While I’m looking forward to reading how the authors flesh out the theme, much of what they are saying echoes with what I understand about restorative justice. This includes a discussion about how one’s explanation of poverty will define the approach that person takes to poverty alleviation.  The idea that poverty is related to broken relationships also offers a lens for understanding how those engaged in poverty alleviation see themselves in relations to those they are trying to help. Both hint to many of the lessons I’ve learned from restorative justice. 

First, how we understand problems will define our answers. So, as the book argues, if we see poverty as a lack of material resources then the answer is to replace those resources. The same is true with the way we define crime. If we see crime as a calculated choice based on a cost/benefit analysis, then our response will be a tough on crime approach  that seeks to make crime cost more than it’s worth. 
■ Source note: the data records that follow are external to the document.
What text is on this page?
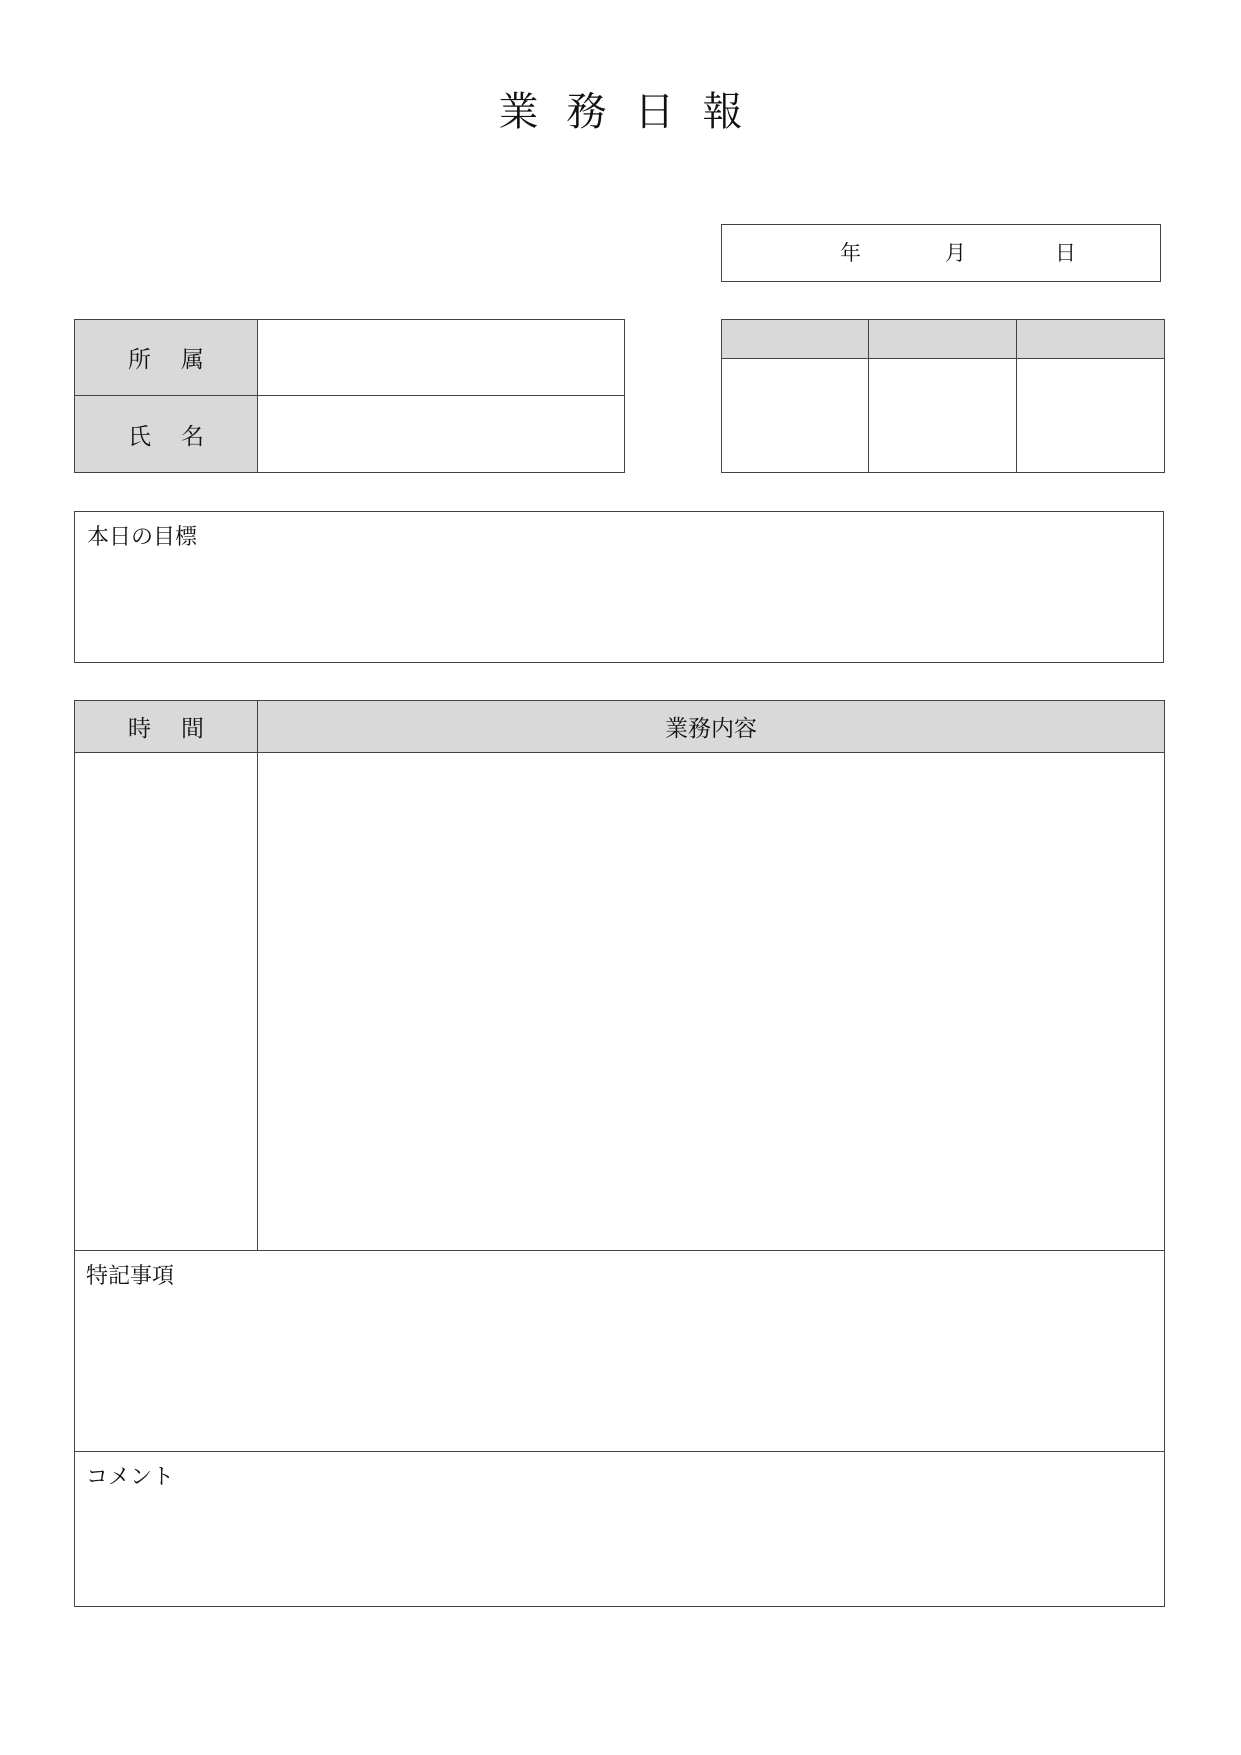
業務日報
年	月	日
所属	
氏名	

本日の目標
時間	業務内容

特記事項	

コメント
However, if our understanding is that crime is multi-faceted, involving various relationships and concerns, then our response to crime will be more nuanced and considered. This means understanding that crime ripples through a community affecting many different people in different ways. Such recognition opens doors for more voices in the process to develop a broader understanding of the causes of a crime and create ways of addressing those as well as shaping responses that meet the needs of those who have been harmed. 

 Secondly, our understanding of the individuals will shape our responses to them. If we see those who commit crime as morally inferior then our reactions will communicate that view. If our view is that offenders need to be fixed, we will develop strategies to fix them and impose those. However, if we see them as human beings capable of making different decisions then we will offer them that opportunity.  

For me, this is the beauty of restorative justice. It opens our eyes to see the humanity of those caught up in crime – both victim and offender. Through restorative processes or responses we have an opportunity to walk alongside those who have been harmed and those who have caused harm.  We can create spaces to help them discover their strengths, their abilities and their own pathways toward making things right, for restoration and, if desired, for reconciliation. In other words, restorative justice theory and practice provide a framework for dealing with broken relationships and creating healthier communities.